One Definition - Trust Relationship
Before we introduce the principles, we need one definition. A trust relationship is an agreement between two or more data platforms about security, compliance, and liability that provides the foundation for two or more platforms to interoperate. A trust relationship also includes an agreement about any fees or charges required to access data in the platform.
- Form trust relationships and interoperate with other platforms: The first principle is to form trust relationships with other platforms and use these as a basis for interoperating with them.
- Follow the golden rule of data resources: If you access someone else's data, let them have access to your data, assuming you are operating at the same level of security and compliance. Any restrictions on data access or use (including the ability for data to flow across platforms) should be based on transparent and clearly documented policies. For example, limitations may be imposed by patient consent or data security matters, but not investigator or consortia preferences.
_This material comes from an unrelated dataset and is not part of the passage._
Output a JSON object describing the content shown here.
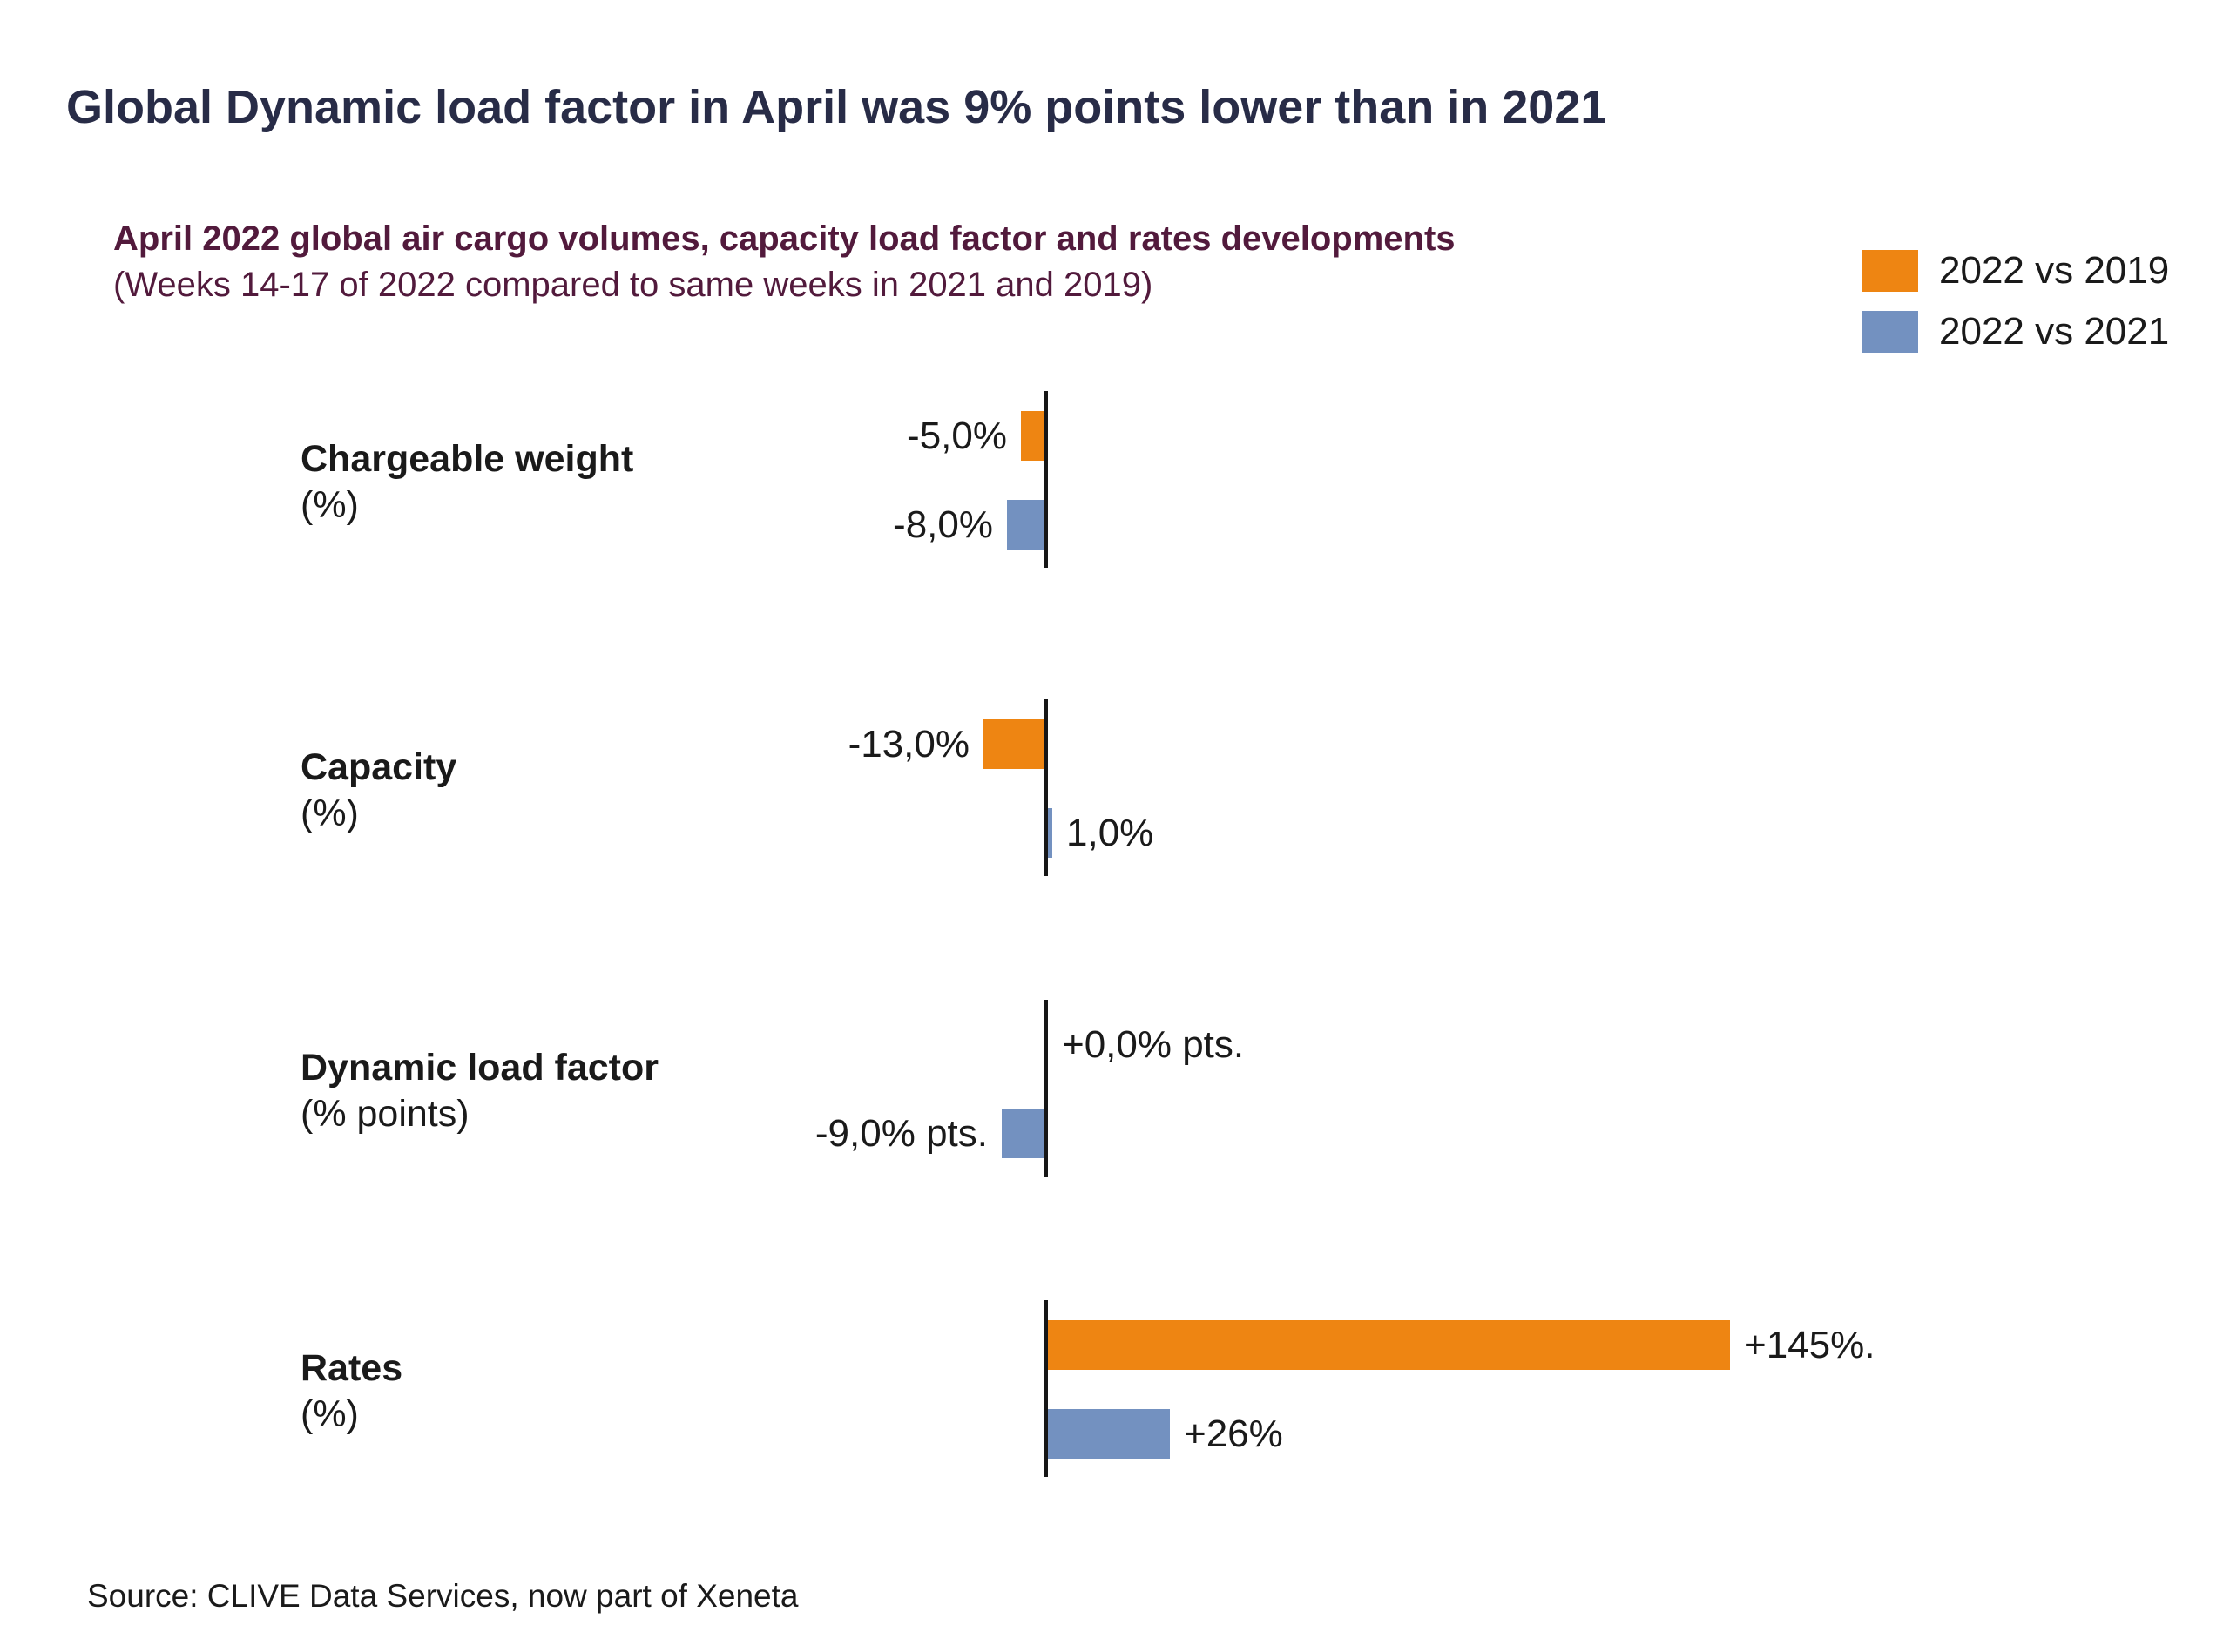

- Support the principle of least restrictive access: If your data is open access, provide an API. If your data is controlled access and you have a trust relationship with another platform, provide access to your data in the least restrictive manner possible. Whenever possible, a data resource should provide an API so that an application in another platform can access data directly. If this is not possible, then support the ability for approved queries or analyses to be run over your data and the results returned. Sometimes this is called an analysis or query gateway or a federated analysis or query.
- Agree on standards, compete on implementations: It is important to open up your platform to competition to ensure that it provides the best quality services to end-users. Try to keep your system open so applications can compete to provide the best experience for researchers. Remember that not all researchers have the same requirements, or the same preferences, and in general a mix of applications, systems and platforms is better than a single one.
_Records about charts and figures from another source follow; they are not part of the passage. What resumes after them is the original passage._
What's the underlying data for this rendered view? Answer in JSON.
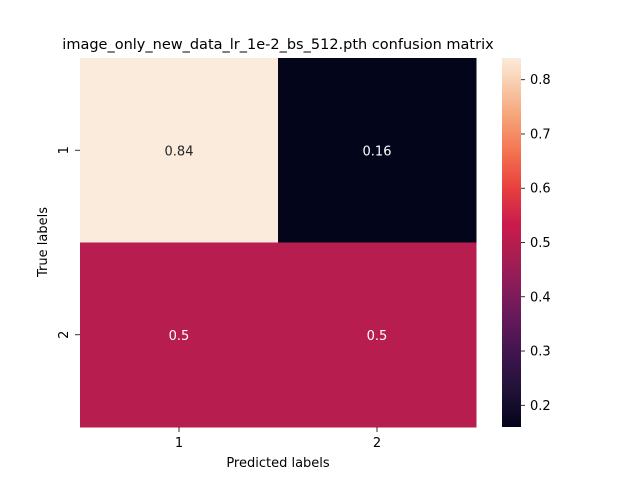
{
  "chart_data": {
    "type": "heatmap",
    "title": "image_only_new_data_lr_1e-2_bs_512.pth confusion matrix",
    "xlabel": "Predicted labels",
    "ylabel": "True labels",
    "x_categories": [
      "1",
      "2"
    ],
    "y_categories": [
      "1",
      "2"
    ],
    "values": [
      [
        0.84,
        0.16
      ],
      [
        0.5,
        0.5
      ]
    ],
    "cell_labels": [
      [
        "0.84",
        "0.16"
      ],
      [
        "0.5",
        "0.5"
      ]
    ],
    "colorbar": {
      "vmin": 0.16,
      "vmax": 0.84,
      "ticks": [
        0.2,
        0.3,
        0.4,
        0.5,
        0.6,
        0.7,
        0.8
      ],
      "tick_labels": [
        "0.2",
        "0.3",
        "0.4",
        "0.5",
        "0.6",
        "0.7",
        "0.8"
      ],
      "colormap": "rocket"
    },
    "grid": false
  }
}
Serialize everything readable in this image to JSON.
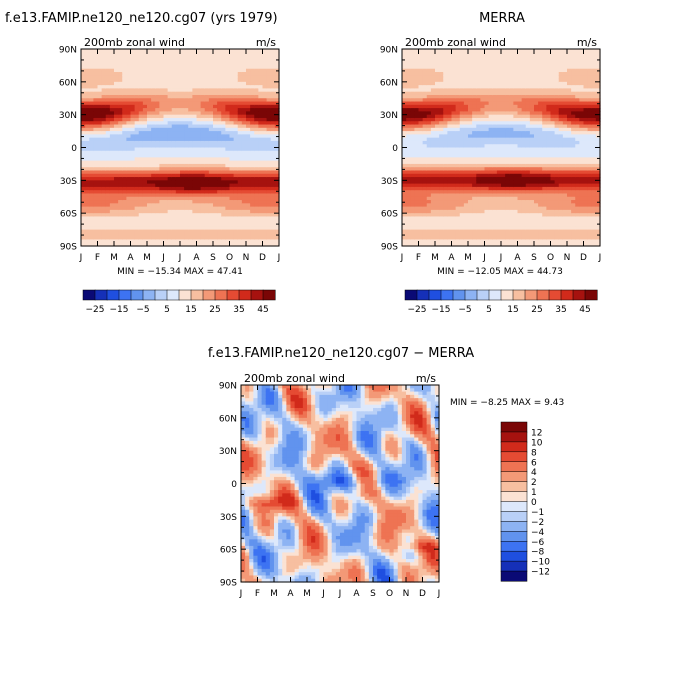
{
  "palette": {
    "diverging": [
      "#0a0a75",
      "#1530b8",
      "#1f4fe0",
      "#3d73f2",
      "#6193ee",
      "#8db3f3",
      "#b9d0f7",
      "#dde8fb",
      "#fbe2d3",
      "#f7bfa0",
      "#f39977",
      "#ee7353",
      "#e54b33",
      "#d12a1b",
      "#a6120f",
      "#7a0606"
    ]
  },
  "chart_data": [
    {
      "id": "model",
      "type": "heatmap",
      "title": "f.e13.FAMIP.ne120_ne120.cg07 (yrs 1979)",
      "subtitle_left": "200mb zonal wind",
      "subtitle_right": "m/s",
      "stats_text": "MIN = −15.34  MAX =  47.41",
      "x_ticks": [
        "J",
        "F",
        "M",
        "A",
        "M",
        "J",
        "J",
        "A",
        "S",
        "O",
        "N",
        "D",
        "J"
      ],
      "y_ticks": [
        "90N",
        "60N",
        "30N",
        "0",
        "30S",
        "60S",
        "90S"
      ],
      "y_range": [
        -90,
        90
      ],
      "x_range_months": [
        0,
        12
      ],
      "levels": [
        -35,
        -30,
        -25,
        -20,
        -15,
        -10,
        -5,
        0,
        5,
        10,
        15,
        20,
        25,
        30,
        35,
        40,
        45
      ],
      "min": -15.34,
      "max": 47.41,
      "jets": {
        "nh_peak_lat": 30,
        "nh_peak_winter": 42,
        "nh_peak_summer": 12,
        "sh_peak_lat": -32,
        "sh_peak_base": 33,
        "sh_peak_jja": 44,
        "equatorial_min_jja": -15,
        "equatorial_min_djf": -7
      }
    },
    {
      "id": "obs",
      "type": "heatmap",
      "title": "MERRA",
      "subtitle_left": "200mb zonal wind",
      "subtitle_right": "m/s",
      "stats_text": "MIN = −12.05  MAX =  44.73",
      "x_ticks": [
        "J",
        "F",
        "M",
        "A",
        "M",
        "J",
        "J",
        "A",
        "S",
        "O",
        "N",
        "D",
        "J"
      ],
      "y_ticks": [
        "90N",
        "60N",
        "30N",
        "0",
        "30S",
        "60S",
        "90S"
      ],
      "y_range": [
        -90,
        90
      ],
      "x_range_months": [
        0,
        12
      ],
      "levels": [
        -35,
        -30,
        -25,
        -20,
        -15,
        -10,
        -5,
        0,
        5,
        10,
        15,
        20,
        25,
        30,
        35,
        40,
        45
      ],
      "min": -12.05,
      "max": 44.73,
      "jets": {
        "nh_peak_lat": 30,
        "nh_peak_winter": 40,
        "nh_peak_summer": 14,
        "sh_peak_lat": -30,
        "sh_peak_base": 33,
        "sh_peak_jja": 42,
        "equatorial_min_jja": -12,
        "equatorial_min_djf": -5
      }
    },
    {
      "id": "diff",
      "type": "heatmap",
      "title": "f.e13.FAMIP.ne120_ne120.cg07 − MERRA",
      "subtitle_left": "200mb zonal wind",
      "subtitle_right": "m/s",
      "stats_text": "MIN =   −8.25  MAX =    9.43",
      "x_ticks": [
        "J",
        "F",
        "M",
        "A",
        "M",
        "J",
        "J",
        "A",
        "S",
        "O",
        "N",
        "D",
        "J"
      ],
      "y_ticks": [
        "90N",
        "60N",
        "30N",
        "0",
        "30S",
        "60S",
        "90S"
      ],
      "y_range": [
        -90,
        90
      ],
      "x_range_months": [
        0,
        12
      ],
      "levels": [
        -12,
        -10,
        -8,
        -6,
        -4,
        -2,
        -1,
        0,
        1,
        2,
        4,
        6,
        8,
        10,
        12
      ],
      "min": -8.25,
      "max": 9.43
    }
  ],
  "colorbars": {
    "top": {
      "labels": [
        "−25",
        "−15",
        "−5",
        "5",
        "15",
        "25",
        "35",
        "45"
      ]
    },
    "diff": {
      "labels": [
        "12",
        "10",
        "8",
        "6",
        "4",
        "2",
        "1",
        "0",
        "−1",
        "−2",
        "−4",
        "−6",
        "−8",
        "−10",
        "−12"
      ]
    }
  }
}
- Plan to support patient partnered research: Plan for a future in which individuals can provide their data and have control over it within your platform. Even better, provide such a capability today within your platform.
As usual, we use the term controlled access if access and use of data requires the signing of data use or data access agreements that specify specific levels of security, restrictions on how the data is used (secondary use restrictions), or similar types of restrictions. If this is not the case, we say that the data is open access.
These principles do not circumvent the need for data access controls for all controlled access data on each platform. Indeed, when two platforms have a trust relationship they agree specifically on the policies, procedures and controls when one platform accesses or transfers controlled access data from the other. In this way, two interoperating platforms can protect the confidentiality, integrity and availability of controlled access data and yet make this data available across different systems and platforms.
Sometimes platforms impose a requirement that an account be created and fees paid to remove data from their platform, even if the data remains within the same public cloud. Although there are reasons for this particular architecture choice, this type of platform or vendor lock-in creates significant barriers to researchers using the platform. In particular these types of fees violate Principle 3. It is important to note that these types of fees are different from the egress fees charged by cloud service providers.
- Notice that with this definition above of a trust relationship, a data ecosystem is naturally formed by a platform and all the other platforms that have a direct trust relationship with it.
- We might also consider saying that two systems have a data peering relationship if they have a trust relationship as defined above, allowing them to exchange both open and controlled access data. Recall that peering between two internet service providers is an agreement supporting the exchange of traffic between users on the two systems.